Sqoop Hive table import, Table dataType doesn't match with database
In addition to above answers we may also have to observe when the error is coming, e.g.
In my case I had two types of data columns that caused error: json and binary
for json column the error came while a Java Class was executing, at the very beginning of the import process :
/04/19 09:37:58 ERROR orm.ClassWriter: Cannot resolve SQL type
for binary column, error was thrown while importing into the hive tables (after data is imported and put into HDFS files)
16/04/19 09:51:22 ERROR tool.ImportTool: Encountered IOException running import job: java.io.IOException: Hive does not support the SQL type for column featured_binary
To get rid of these two errors, I had to provide the following options
--map-column-java column1_json=String,column2_json=String,featured_binary=String --map-column-hive column1_json=STRING,column2_json=STRING,featured_binary=STRING
In summary, we may have to provide the
--map-column-java
or
--map-column-hive
depending upon the failure.
You can use the parameter --map-column-hive
to override default mapping.

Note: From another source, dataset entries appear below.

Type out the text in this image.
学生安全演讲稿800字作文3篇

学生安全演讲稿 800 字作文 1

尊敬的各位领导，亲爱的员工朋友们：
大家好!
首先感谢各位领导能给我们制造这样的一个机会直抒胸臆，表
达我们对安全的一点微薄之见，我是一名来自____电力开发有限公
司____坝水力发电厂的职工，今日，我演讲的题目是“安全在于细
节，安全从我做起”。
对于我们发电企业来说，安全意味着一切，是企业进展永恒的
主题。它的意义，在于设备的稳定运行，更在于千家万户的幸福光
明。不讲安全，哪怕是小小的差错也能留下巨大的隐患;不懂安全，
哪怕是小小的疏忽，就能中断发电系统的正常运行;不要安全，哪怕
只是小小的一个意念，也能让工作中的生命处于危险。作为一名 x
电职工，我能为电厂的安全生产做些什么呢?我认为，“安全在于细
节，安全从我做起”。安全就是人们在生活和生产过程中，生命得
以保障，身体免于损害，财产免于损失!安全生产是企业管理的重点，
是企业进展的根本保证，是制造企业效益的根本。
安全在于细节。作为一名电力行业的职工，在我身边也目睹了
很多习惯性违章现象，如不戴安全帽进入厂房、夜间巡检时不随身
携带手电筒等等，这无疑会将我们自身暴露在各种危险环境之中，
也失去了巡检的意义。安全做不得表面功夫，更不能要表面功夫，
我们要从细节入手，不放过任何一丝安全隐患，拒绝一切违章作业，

This parameter expects a comma-separated list of key-value pairs separated by = to specify which column should be matched to which type in Hive.
sqoop import \ ... --hive-import \ --map-column-hive id=STRING,price=DECIMAL
A new feature was added with sqoop-2103/sqoop 1.4.5 that lets you call out the decimal precision with the map-column-hive parameter. Example:
--map-column-hive 'TESTDOLLAR_AMT=DECIMAL(20%2C2)'
This syntax would define the field as a DECIMAL(20,2)
. The %2C
is used as a comma and the parameter needs to be in single quotes if submitting from the bash shell.
I tried using Decimal with no modification and I got a Decimal(10,0)
as a default.